Pattern Matching Hyphen-Minus Sign in Bash
I was trying to use the sed
command to perform some changes to a text and stepped into an interesting “problem”; pattern matching the minus-hyphen (-) symbol.
Assume we have the following text:
something SoMeThiNg some-thing soMe_thing
and we want to match all the different versions of the word with one expression (one by one).

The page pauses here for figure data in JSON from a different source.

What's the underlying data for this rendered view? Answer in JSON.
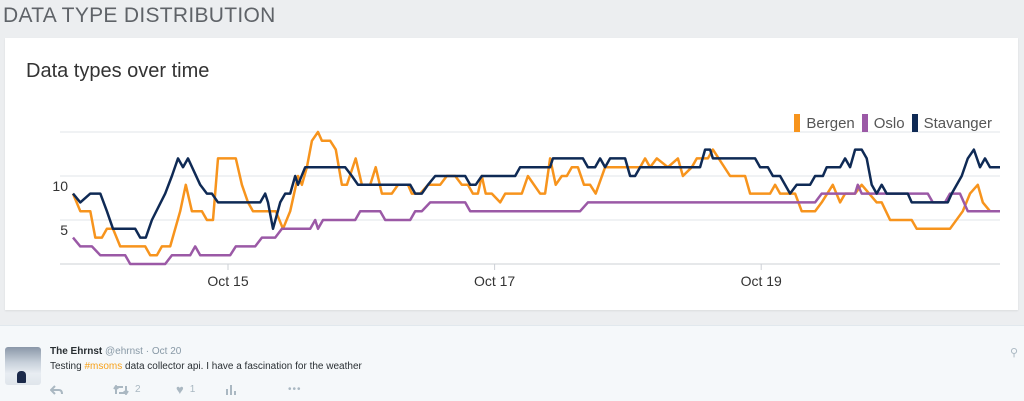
{
  "page": {
    "heading": "DATA TYPE DISTRIBUTION"
  },
  "chart_data": {
    "type": "line",
    "title": "Data types over time",
    "x_unit": "hours since Oct 15 00:00",
    "xlabel": "",
    "ylabel": "",
    "x_ticks": [
      {
        "label": "Oct 15",
        "x": 0
      },
      {
        "label": "Oct 17",
        "x": 48
      },
      {
        "label": "Oct 19",
        "x": 96
      }
    ],
    "y_ticks": [
      {
        "label": "5",
        "y": 5
      },
      {
        "label": "10",
        "y": 10
      }
    ],
    "gridlines_y": [
      0,
      5,
      10,
      15
    ],
    "xlim": [
      -28,
      139
    ],
    "ylim": [
      0,
      15
    ],
    "legend_position": "top-right",
    "series": [
      {
        "name": "Bergen",
        "color": "#f7941d",
        "points": [
          [
            -27.9,
            8
          ],
          [
            -26.6,
            6
          ],
          [
            -24.8,
            6
          ],
          [
            -23.9,
            3
          ],
          [
            -22.7,
            3
          ],
          [
            -21.8,
            4
          ],
          [
            -20.7,
            4
          ],
          [
            -19.4,
            2
          ],
          [
            -14.9,
            2
          ],
          [
            -14.0,
            1
          ],
          [
            -12.8,
            1
          ],
          [
            -11.9,
            2
          ],
          [
            -10.4,
            2
          ],
          [
            -8.6,
            6
          ],
          [
            -7.6,
            9
          ],
          [
            -6.5,
            6
          ],
          [
            -4.7,
            6
          ],
          [
            -3.8,
            5
          ],
          [
            -2.7,
            5
          ],
          [
            -1.8,
            12
          ],
          [
            1.4,
            12
          ],
          [
            2.5,
            9
          ],
          [
            3.6,
            7
          ],
          [
            4.5,
            6
          ],
          [
            8.6,
            6
          ],
          [
            9.9,
            4
          ],
          [
            11.2,
            6
          ],
          [
            12.6,
            10
          ],
          [
            13.3,
            9
          ],
          [
            14.2,
            11
          ],
          [
            15.1,
            14
          ],
          [
            16.2,
            15
          ],
          [
            16.9,
            14
          ],
          [
            18.4,
            14
          ],
          [
            19.4,
            13
          ],
          [
            20.5,
            9
          ],
          [
            21.4,
            9
          ],
          [
            23.0,
            12
          ],
          [
            24.1,
            9
          ],
          [
            25.6,
            9
          ],
          [
            26.6,
            11
          ],
          [
            27.7,
            8
          ],
          [
            29.5,
            8
          ],
          [
            30.6,
            9
          ],
          [
            32.4,
            9
          ],
          [
            33.1,
            8
          ],
          [
            34.6,
            8
          ],
          [
            36.0,
            9
          ],
          [
            38.2,
            9
          ],
          [
            39.4,
            10
          ],
          [
            40.9,
            10
          ],
          [
            42.1,
            9
          ],
          [
            43.2,
            9
          ],
          [
            44.1,
            8
          ],
          [
            45.0,
            8
          ],
          [
            45.7,
            10
          ],
          [
            46.4,
            8
          ],
          [
            47.5,
            8
          ],
          [
            49.0,
            7
          ],
          [
            49.9,
            8
          ],
          [
            52.9,
            8
          ],
          [
            54.0,
            10
          ],
          [
            56.2,
            8
          ],
          [
            57.1,
            8
          ],
          [
            58.0,
            12
          ],
          [
            59.0,
            9
          ],
          [
            60.1,
            10
          ],
          [
            61.0,
            10
          ],
          [
            61.9,
            11
          ],
          [
            63.0,
            11
          ],
          [
            64.1,
            9
          ],
          [
            65.2,
            9
          ],
          [
            66.2,
            8
          ],
          [
            67.9,
            11
          ],
          [
            74.2,
            11
          ],
          [
            75.1,
            12
          ],
          [
            76.0,
            11
          ],
          [
            77.2,
            12
          ],
          [
            79.2,
            11
          ],
          [
            81.0,
            12
          ],
          [
            81.9,
            10
          ],
          [
            83.5,
            11
          ],
          [
            84.4,
            12
          ],
          [
            86.4,
            12
          ],
          [
            87.3,
            13
          ],
          [
            90.4,
            10
          ],
          [
            93.1,
            10
          ],
          [
            94.0,
            8
          ],
          [
            97.6,
            8
          ],
          [
            98.5,
            9
          ],
          [
            99.4,
            8
          ],
          [
            102.1,
            8
          ],
          [
            103.3,
            6
          ],
          [
            105.7,
            6
          ],
          [
            106.9,
            7
          ],
          [
            108.9,
            9
          ],
          [
            110.2,
            7
          ],
          [
            111.1,
            8
          ],
          [
            112.9,
            8
          ],
          [
            114.1,
            9
          ],
          [
            116.8,
            7
          ],
          [
            117.7,
            7
          ],
          [
            119.2,
            5
          ],
          [
            123.1,
            5
          ],
          [
            124.0,
            4
          ],
          [
            130.0,
            4
          ],
          [
            132.3,
            6
          ],
          [
            133.6,
            8
          ],
          [
            135.0,
            9
          ],
          [
            135.9,
            7
          ],
          [
            137.2,
            6
          ],
          [
            139.0,
            6
          ]
        ]
      },
      {
        "name": "Oslo",
        "color": "#9b59a6",
        "points": [
          [
            -27.9,
            3
          ],
          [
            -26.6,
            2
          ],
          [
            -24.5,
            2
          ],
          [
            -23.0,
            1
          ],
          [
            -18.5,
            1
          ],
          [
            -17.6,
            0
          ],
          [
            -11.3,
            0
          ],
          [
            -10.1,
            1
          ],
          [
            -6.8,
            1
          ],
          [
            -5.9,
            2
          ],
          [
            -5.0,
            1
          ],
          [
            0.4,
            1
          ],
          [
            1.4,
            2
          ],
          [
            4.9,
            2
          ],
          [
            6.1,
            3
          ],
          [
            8.5,
            3
          ],
          [
            9.7,
            4
          ],
          [
            14.8,
            4
          ],
          [
            15.7,
            5
          ],
          [
            16.2,
            4
          ],
          [
            17.1,
            5
          ],
          [
            22.9,
            5
          ],
          [
            23.8,
            6
          ],
          [
            27.4,
            6
          ],
          [
            28.3,
            5
          ],
          [
            32.8,
            5
          ],
          [
            33.7,
            6
          ],
          [
            34.9,
            6
          ],
          [
            36.4,
            7
          ],
          [
            42.7,
            7
          ],
          [
            43.6,
            6
          ],
          [
            63.4,
            6
          ],
          [
            64.8,
            7
          ],
          [
            105.7,
            7
          ],
          [
            106.9,
            8
          ],
          [
            112.9,
            8
          ],
          [
            113.4,
            9
          ],
          [
            114.1,
            8
          ],
          [
            126.0,
            8
          ],
          [
            126.9,
            7
          ],
          [
            129.1,
            7
          ],
          [
            130.0,
            8
          ],
          [
            131.8,
            8
          ],
          [
            133.2,
            6
          ],
          [
            139.0,
            6
          ]
        ]
      },
      {
        "name": "Stavanger",
        "color": "#0f2a55",
        "points": [
          [
            -27.9,
            8
          ],
          [
            -26.6,
            7
          ],
          [
            -24.8,
            8
          ],
          [
            -23.0,
            8
          ],
          [
            -21.8,
            6
          ],
          [
            -20.7,
            4
          ],
          [
            -16.7,
            4
          ],
          [
            -15.8,
            3
          ],
          [
            -14.8,
            3
          ],
          [
            -13.7,
            5
          ],
          [
            -11.3,
            8
          ],
          [
            -10.1,
            10
          ],
          [
            -9.0,
            12
          ],
          [
            -8.1,
            11
          ],
          [
            -7.2,
            12
          ],
          [
            -5.0,
            9
          ],
          [
            -3.8,
            8
          ],
          [
            -2.9,
            8
          ],
          [
            -1.8,
            7
          ],
          [
            5.8,
            7
          ],
          [
            6.7,
            8
          ],
          [
            7.2,
            7
          ],
          [
            8.1,
            4
          ],
          [
            9.4,
            7
          ],
          [
            10.3,
            8
          ],
          [
            11.2,
            8
          ],
          [
            12.1,
            10
          ],
          [
            12.6,
            9
          ],
          [
            13.9,
            11
          ],
          [
            21.1,
            11
          ],
          [
            22.3,
            10
          ],
          [
            23.4,
            9
          ],
          [
            32.8,
            9
          ],
          [
            33.7,
            8
          ],
          [
            34.9,
            8
          ],
          [
            36.0,
            9
          ],
          [
            37.3,
            10
          ],
          [
            42.7,
            10
          ],
          [
            43.6,
            9
          ],
          [
            44.6,
            9
          ],
          [
            45.7,
            10
          ],
          [
            51.7,
            10
          ],
          [
            52.6,
            11
          ],
          [
            58.0,
            11
          ],
          [
            58.5,
            12
          ],
          [
            63.9,
            12
          ],
          [
            64.8,
            11
          ],
          [
            66.1,
            11
          ],
          [
            67.0,
            12
          ],
          [
            67.9,
            11
          ],
          [
            68.8,
            12
          ],
          [
            71.5,
            12
          ],
          [
            72.4,
            10
          ],
          [
            73.3,
            10
          ],
          [
            74.2,
            11
          ],
          [
            85.0,
            11
          ],
          [
            85.9,
            13
          ],
          [
            86.8,
            13
          ],
          [
            87.3,
            12
          ],
          [
            94.9,
            12
          ],
          [
            95.8,
            11
          ],
          [
            97.2,
            11
          ],
          [
            98.1,
            10
          ],
          [
            99.4,
            10
          ],
          [
            101.2,
            8
          ],
          [
            102.4,
            9
          ],
          [
            104.8,
            9
          ],
          [
            105.7,
            10
          ],
          [
            107.1,
            10
          ],
          [
            107.8,
            11
          ],
          [
            110.2,
            11
          ],
          [
            111.1,
            12
          ],
          [
            112.0,
            11
          ],
          [
            112.9,
            13
          ],
          [
            114.1,
            13
          ],
          [
            115.0,
            12
          ],
          [
            115.9,
            9
          ],
          [
            116.8,
            8
          ],
          [
            117.7,
            9
          ],
          [
            118.6,
            8
          ],
          [
            122.4,
            8
          ],
          [
            123.1,
            7
          ],
          [
            129.6,
            7
          ],
          [
            130.3,
            8
          ],
          [
            132.1,
            10
          ],
          [
            133.2,
            12
          ],
          [
            134.3,
            13
          ],
          [
            135.4,
            11
          ],
          [
            136.3,
            12
          ],
          [
            137.2,
            11
          ],
          [
            139.0,
            11
          ]
        ]
      }
    ]
  },
  "tweet": {
    "name": "The Ehrnst",
    "handle": "@ehrnst",
    "separator": "·",
    "date": "Oct 20",
    "text_before": "Testing ",
    "hashtag": "#msoms",
    "text_after": " data collector api. I have a fascination for the weather",
    "retweets": "2",
    "likes": "1",
    "more": "•••"
  }
}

My initial idea was to use this regular expression:
's/[a-zA-Z\-\_]*/matched/' |
Naturally, I tried to escape the – sign. As you can see from the output, this doesn’t work:
$ sed 's/[a-zA-Z\-\_]*/matched/' test matched matched matched-thing matched |
The minus sign is not matched, because of its special meaning (setting ranges). In order to make the expression work, you need to move the “-” either in the beginning or in the end of the expression:
$ sed 's/[a-zA-Z\_-]*/matched/' test matched matched matched matched $ sed 's/[-a-zA-Z\_]*/matched/' test matched matched matched matched |
and leave it un-escaped!
That one should be a bug in sed. Leaving the hyphen unescaped at the beginning or end of the square brackets is optional. You can escape the hyphen in perl:
$ perl -ne ‘s/[a-zA-Z\-\_]*/matched/;print’ test
$ perl -ne ‘s/[a-zA-Z\_\-]*/matched/;print’ test
$ perl -ne ‘s/[\-a-zA-Z\_]*/matched/;print’ test
$ perl -ne ‘s/[-a-zA-Z\_]*/matched/;print’ test
$ perl -ne ‘s/[a-zA-Z\_-]*/matched/;print’ test
All the above throwed:
matched
matched
matched
matched
$ perl -v | head -2 | tail -1
This is perl 5, version 12, subversion 3 (v5.12.3) built for i686-linux-thread-multi
This is a good point.
grep
has the same issue withsed
though:What’s actually happening is that the regexp tries to match the range from character ‘\’ to character ‘_’.
I ran into this bug in GNU sed today when trying to pattern match the hypen in my markdown to html blogging script. I had to put it at the beginning of the statement for it to work! Thanks for the explanation here; it was driving me crazy.